今回の怪我では意識がなくなったのだ。死にかけても守りたいものなんて、そうあるものではない。
「病院に駆けつけてくれたきみには知らせたくてね。あと数回電話して出なかったら、きみの部屋に行こうと思ったよ。夏休みまであれこれ言いたくないけど、健康第一だと自覚してもらわないと」
「気をつけます。本当にごめんなさい」
遠くからエレベーターの音がした。大きな病院のエレベーターがとまる音に似ている。
「稲見さん、病院にいるんですか? 矢田さんのところ……?」
「僕のことはいいから。とにかく暑いからって、うたた寝はだめだよ」
慌てたように電話が切れる。見上げた夜空に光があった。白い灯りが闇を滑り、飛行機の航空灯だとわかる。
「……線香花火」
ぽたりと落ちた花火の名称を思い出した。ベランダの窓を閉めて施錠する。
処方薬をゴミ箱に入れようとして思いとどまる。

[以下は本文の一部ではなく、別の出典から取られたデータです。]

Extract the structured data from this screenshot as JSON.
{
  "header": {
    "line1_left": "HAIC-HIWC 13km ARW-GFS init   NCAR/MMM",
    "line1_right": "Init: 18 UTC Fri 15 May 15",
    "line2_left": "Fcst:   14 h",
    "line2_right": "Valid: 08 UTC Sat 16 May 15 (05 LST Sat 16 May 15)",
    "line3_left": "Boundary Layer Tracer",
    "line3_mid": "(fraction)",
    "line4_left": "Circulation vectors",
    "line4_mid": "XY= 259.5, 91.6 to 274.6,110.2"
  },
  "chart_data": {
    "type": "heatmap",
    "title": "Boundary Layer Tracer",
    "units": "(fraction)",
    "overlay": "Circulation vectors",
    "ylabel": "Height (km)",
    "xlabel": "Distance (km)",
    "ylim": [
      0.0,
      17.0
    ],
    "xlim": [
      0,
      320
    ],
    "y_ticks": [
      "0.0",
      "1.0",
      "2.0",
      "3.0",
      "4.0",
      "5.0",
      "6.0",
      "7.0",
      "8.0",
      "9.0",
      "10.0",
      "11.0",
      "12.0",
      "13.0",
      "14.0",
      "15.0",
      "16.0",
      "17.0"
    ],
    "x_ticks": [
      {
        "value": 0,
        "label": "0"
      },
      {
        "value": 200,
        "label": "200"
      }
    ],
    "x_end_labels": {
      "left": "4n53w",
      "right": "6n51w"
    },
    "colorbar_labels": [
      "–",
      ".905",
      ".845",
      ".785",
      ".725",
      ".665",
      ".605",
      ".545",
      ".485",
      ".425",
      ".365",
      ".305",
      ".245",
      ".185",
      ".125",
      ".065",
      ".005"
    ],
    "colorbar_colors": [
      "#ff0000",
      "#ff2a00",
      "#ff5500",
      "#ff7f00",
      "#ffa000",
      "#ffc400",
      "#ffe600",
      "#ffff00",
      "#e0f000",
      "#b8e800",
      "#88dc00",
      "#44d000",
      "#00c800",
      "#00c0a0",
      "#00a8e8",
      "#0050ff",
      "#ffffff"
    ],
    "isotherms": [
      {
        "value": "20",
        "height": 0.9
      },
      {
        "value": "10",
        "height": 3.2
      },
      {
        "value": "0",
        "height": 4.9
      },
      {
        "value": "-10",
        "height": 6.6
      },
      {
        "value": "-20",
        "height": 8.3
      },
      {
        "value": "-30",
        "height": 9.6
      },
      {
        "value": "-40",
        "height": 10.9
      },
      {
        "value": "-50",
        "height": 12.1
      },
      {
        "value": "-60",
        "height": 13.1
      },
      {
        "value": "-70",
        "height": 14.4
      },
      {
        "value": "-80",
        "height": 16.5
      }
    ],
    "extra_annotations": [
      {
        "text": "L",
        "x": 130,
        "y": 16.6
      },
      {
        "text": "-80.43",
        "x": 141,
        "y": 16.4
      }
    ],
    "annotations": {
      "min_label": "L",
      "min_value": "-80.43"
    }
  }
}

二錠で花火の呼び名を忘れさせる薬であっても、必要だから出されたものだ。銀色に光るシートを袋に戻した。前回処方された薬と共に寝室のサイドテーブルにしまう。
飲まなかった薬物を捨てずにおく。一度に一錠と決められたものを二錠服用する。
そういった行為がどのような結果をもたらすか考えるより、眠気が勝った。
寝支度もそこそこにベッドにもぐり込む。未熟で浅はかな頭のまま、睡魔に身をまかせた。